To identify the few SDKs using auto-completion, insurers should open the app and check the trip interface. If the first meters of a trip appear in a different color - typically grey -  it means that auto-completion was used to compute the missing distance. As noted above, although the app may display a complete trip, it is only an interface modification. There is no difference in terms of quality and quantity of driving data collected compared to other SDKs.

Battery consumption

Battery consumption refers to how much an SDK impacts a phone’s battery life. Optimized battery consumption is a requirement to boost user adoption and minimize frictions and complaints from users.

Measuring battery consumption varies depending on the phone operating system. 

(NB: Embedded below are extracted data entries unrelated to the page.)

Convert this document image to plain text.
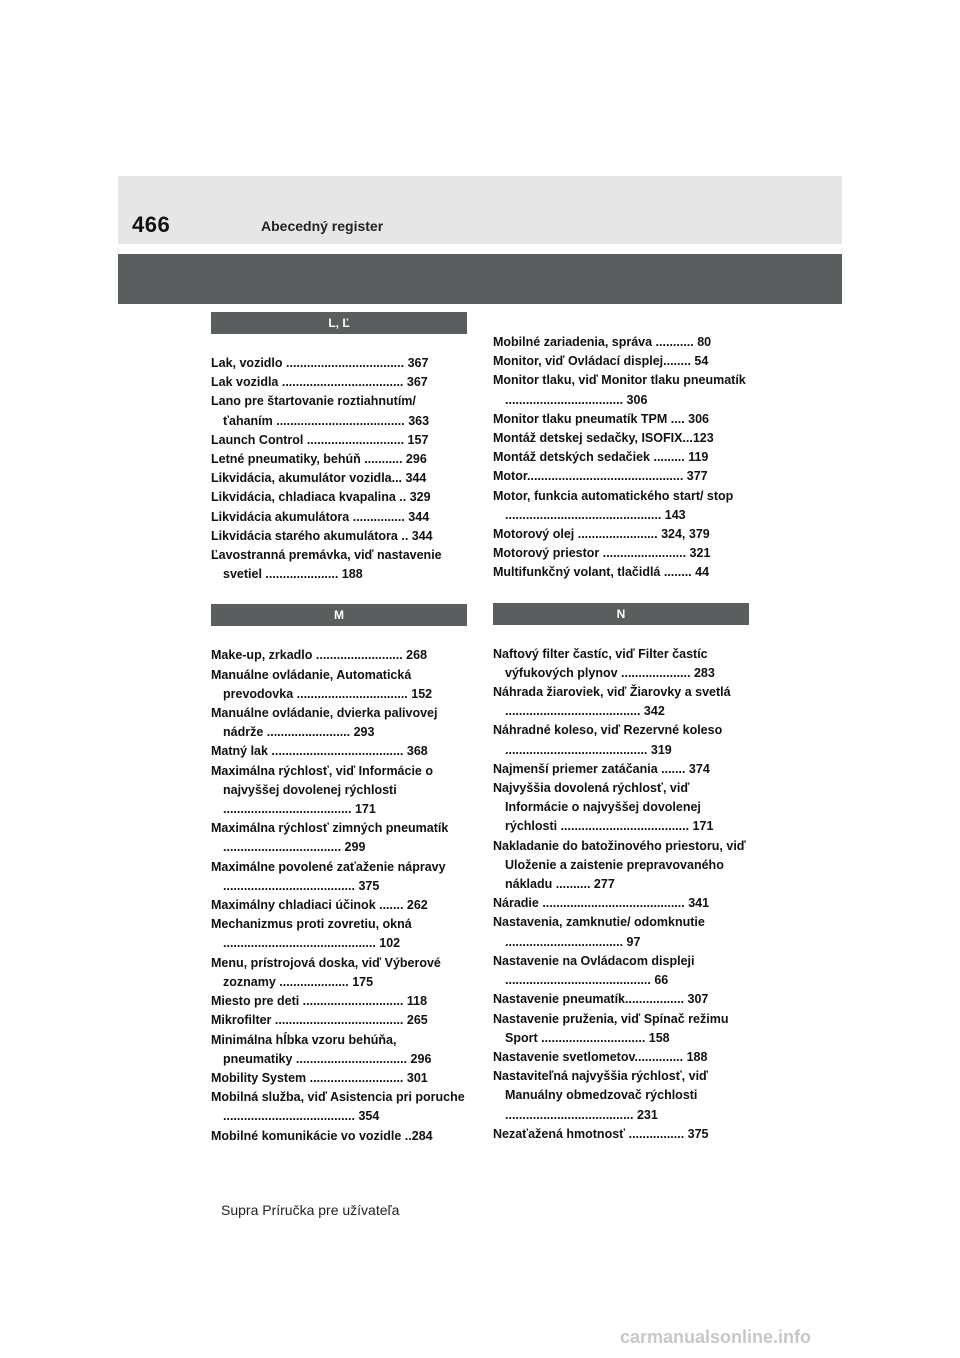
466	Abecedný register
L, Ľ
Lak, vozidlo .................................. 367
Lak vozidla ................................... 367
Lano pre štartovanie roztiahnutím/ ťahaním ..................................... 363
Launch Control ............................ 157
Letné pneumatiky, behúň ........... 296
Likvidácia, akumulátor vozidla... 344
Likvidácia, chladiaca kvapalina .. 329
Likvidácia akumulátora ............... 344
Likvidácia starého akumulátora .. 344
Ľavostranná premávka, viď nastavenie svetiel ..................... 188
M
Make-up, zrkadlo ......................... 268
Manuálne ovládanie, Automatická prevodovka ................................ 152
Manuálne ovládanie, dvierka palivovej nádrže ........................ 293
Matný lak ...................................... 368
Maximálna rýchlosť, viď Informácie o najvyššej dovolenej rýchlosti ..................................... 171
Maximálna rýchlosť zimných pneumatík .................................. 299
Maximálne povolené zaťaženie nápravy ...................................... 375
Maximálny chladiaci účinok ....... 262
Mechanizmus proti zovretiu, okná ............................................ 102
Menu, prístrojová doska, viď Výberové zoznamy .................... 175
Miesto pre deti ............................. 118
Mikrofilter ..................................... 265
Minimálna hĺbka vzoru behúňa, pneumatiky ................................ 296
Mobility System ........................... 301
Mobilná služba, viď Asistencia pri poruche ...................................... 354
Mobilné komunikácie vo vozidle ..284
Mobilné zariadenia, správa ........... 80
Monitor, viď Ovládací displej........ 54
Monitor tlaku, viď Monitor tlaku pneumatík .................................. 306
Monitor tlaku pneumatík TPM .... 306
Montáž detskej sedačky, ISOFIX...123
Montáž detských sedačiek ......... 119
Motor............................................. 377
Motor, funkcia automatického start/ stop ............................................. 143
Motorový olej ....................... 324, 379
Motorový priestor ........................ 321
Multifunkčný volant, tlačidlá ........ 44
N
Naftový filter častíc, viď Filter častíc výfukových plynov .................... 283
Náhrada žiaroviek, viď Žiarovky a svetlá ....................................... 342
Náhradné koleso, viď Rezervné koleso ......................................... 319
Najmenší priemer zatáčania ....... 374
Najvyššia dovolená rýchlosť, viď Informácie o najvyššej dovolenej rýchlosti ..................................... 171
Nakladanie do batožinového priestoru, viď Uloženie a zaistenie prepravovaného nákladu .......... 277
Náradie ......................................... 341
Nastavenia, zamknutie/ odomknutie .................................. 97
Nastavenie na Ovládacom displeji .......................................... 66
Nastavenie pneumatík................. 307
Nastavenie pruženia, viď Spínač režimu Sport .............................. 158
Nastavenie svetlometov.............. 188
Nastaviteľná najvyššia rýchlosť, viď Manuálny obmedzovač rýchlosti ..................................... 231
Nezaťažená hmotnosť ................ 375
Supra Príručka pre užívateľa
carmanualsonline.info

  • On iOS devices, daily battery usage can be checked by navigating to “Settings”, “Battery”, and “Daily Usage”.

  • On Android devices, daily battery usage can be checked by navigating to “Settings” and “Battery”. Some custom interfaces do not show daily usage. Therefore, it may require setting up a 24-hour alarm to manually report battery usage.

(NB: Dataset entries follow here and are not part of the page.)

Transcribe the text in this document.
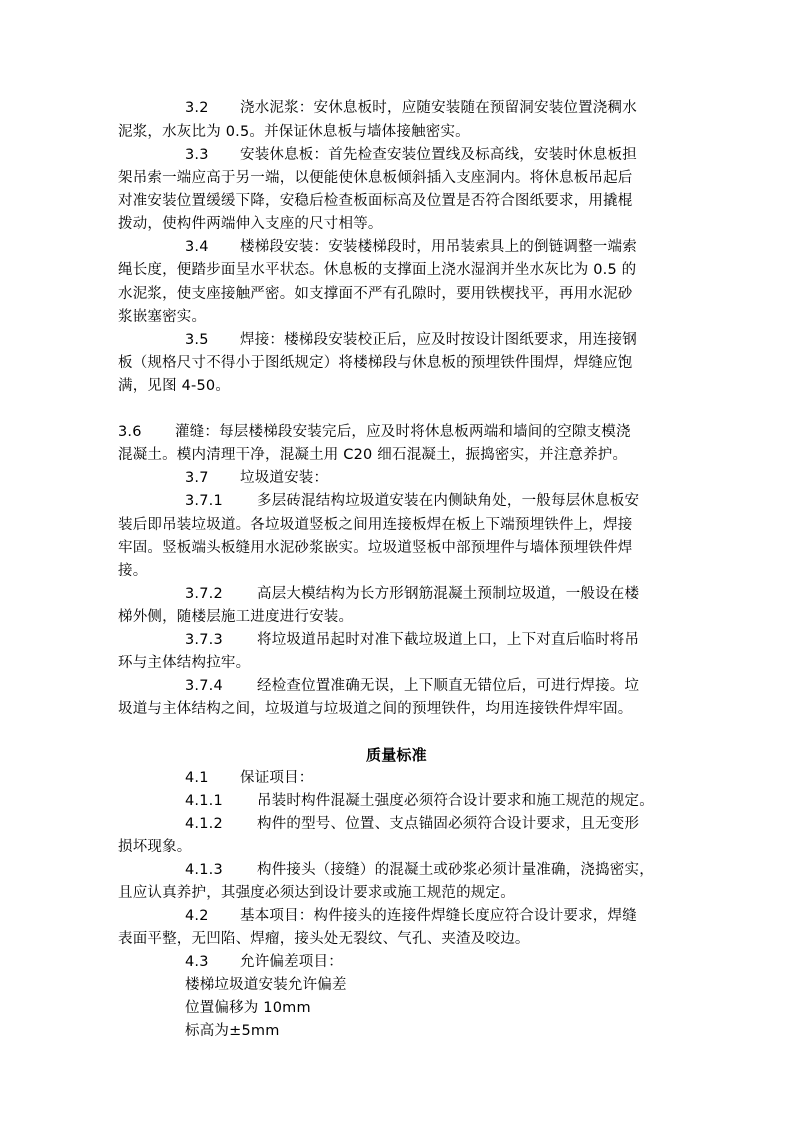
3.2 浇水泥浆：安休息板时，应随安装随在预留洞安装位置浇稠水
泥浆，水灰比为 0.5。并保证休息板与墙体接触密实。
3.3 安装休息板：首先检查安装位置线及标高线，安装时休息板担
架吊索一端应高于另一端，以便能使休息板倾斜插入支座洞内。将休息板吊起后
对准安装位置缓缓下降，安稳后检查板面标高及位置是否符合图纸要求，用撬棍
拨动，使构件两端伸入支座的尺寸相等。
3.4 楼梯段安装：安装楼梯段时，用吊装索具上的倒链调整一端索
绳长度，便踏步面呈水平状态。休息板的支撑面上浇水湿润并坐水灰比为 0.5 的
水泥浆，使支座接触严密。如支撑面不严有孔隙时，要用铁楔找平，再用水泥砂
浆嵌塞密实。
3.5 焊接：楼梯段安装校正后，应及时按设计图纸要求，用连接钢
板（规格尺寸不得小于图纸规定）将楼梯段与休息板的预埋铁件围焊，焊缝应饱
满，见图 4-50。
3.6 灌缝：每层楼梯段安装完后，应及时将休息板两端和墙间的空隙支模浇
混凝土。模内清理干净，混凝土用 C20 细石混凝土，振捣密实，并注意养护。
3.7 垃圾道安装：
3.7.1 多层砖混结构垃圾道安装在内侧缺角处，一般每层休息板安
装后即吊装垃圾道。各垃圾道竖板之间用连接板焊在板上下端预埋铁件上，焊接
牢固。竖板端头板缝用水泥砂浆嵌实。垃圾道竖板中部预埋件与墙体预埋铁件焊
接。
3.7.2 高层大模结构为长方形钢筋混凝土预制垃圾道，一般设在楼
梯外侧，随楼层施工进度进行安装。
3.7.3 将垃圾道吊起时对准下截垃圾道上口，上下对直后临时将吊
环与主体结构拉牢。
3.7.4 经检查位置准确无误，上下顺直无错位后，可进行焊接。垃
圾道与主体结构之间，垃圾道与垃圾道之间的预埋铁件，均用连接铁件焊牢固。
质量标准
4.1 保证项目：
4.1.1 吊装时构件混凝土强度必须符合设计要求和施工规范的规定。
4.1.2 构件的型号、位置、支点锚固必须符合设计要求，且无变形
损坏现象。
4.1.3 构件接头（接缝）的混凝土或砂浆必须计量准确，浇捣密实，
且应认真养护，其强度必须达到设计要求或施工规范的规定。
4.2 基本项目：构件接头的连接件焊缝长度应符合设计要求，焊缝
表面平整，无凹陷、焊瘤，接头处无裂纹、气孔、夹渣及咬边。
4.3 允许偏差项目：
楼梯垃圾道安装允许偏差
位置偏移为 10mm
标高为±5mm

The chart below shows the average daily battery consumption for each SDK:

 

 

All SDKs except SDK C consume less than 3% battery per day on average. It is worth noting that SDK B and SDK C show significant OS variations, consuming 1% more battery on iOS than on Android. In contrast, SDK A, SDK D and DriveKit achieve consistent battery efficiency across both OS.

Data usage

Data usage refers to the amount of cellular data consumed by an SDK. Minimized data consumption helps preserve customers’ data plan, a critical requirement in countries where mobile data allowances are limited and/or expensive. Low data usage also demonstrates a greater emphasis on privacy as it indicates that the SDK transfers the minimal amount of data necessary.  

As with battery consumption, the method for checking data usage varies depending on the phone’s operating system.

  • Before testing, iOS users have to reset their cellular data statistics by navigating to “Settings”, “Cellular”, and then “Reset statistics”.

  • Before testing, Android users must manually report their initial cellular data statistics for each app.

The chart below shares the average monthly data usage for each SDK:

 

 

SDK A and DriveKit consume less than 400 MB data per month, which is roughly equivalent to streaming a single HD video of under 30 minutes. SDK B and SDK C do consume a more significant amount of cellular data, above 1 GB per month. That being said, these SDKs track all types of mobility, including footwalk, which results in increased data consumption.

Conclusion

The tests demonstrate that while all telematics SDKs offer comparable trip detection capabilities, there is a noticeable performance gap in battery and data consumption between good and best-in-class SDKs. This gap has real consequences for the customer experience: 

  • Without a very high trip detection rate, risk analysis and personalized pricing are doomed to lead to inaccurate premiums, and connected services such as crash detection may fail to activate.

  • Without low battery usage, the insurance app will likely be deleted in a matter of days or weeks, as it causes friction and dissatisfaction for customers.

  • Without low data usage, the insurance app will likely be deleted as users will not engage in a connected program that drains their data plan and/or require a more expensive data plan.  

Based on our real-world tests, DriveKit likely delivers the most balanced customer experience, detecting all motorised trips without impacting battery life. While SDK A leads by a short margin in data usage, DriveKit ranks second with very low consumption.

Results SDK testing phase (1)

 


Insurers looking for a telematics provider can rely on the testing methodology shared in this guide to assess SDK performance across three key customer experience metrics. While results may vary slightly over time as SDKs continue to evolve, replicating these tests gives insurers a reliable way to identify partners offering the most performant and user-friendly solutions.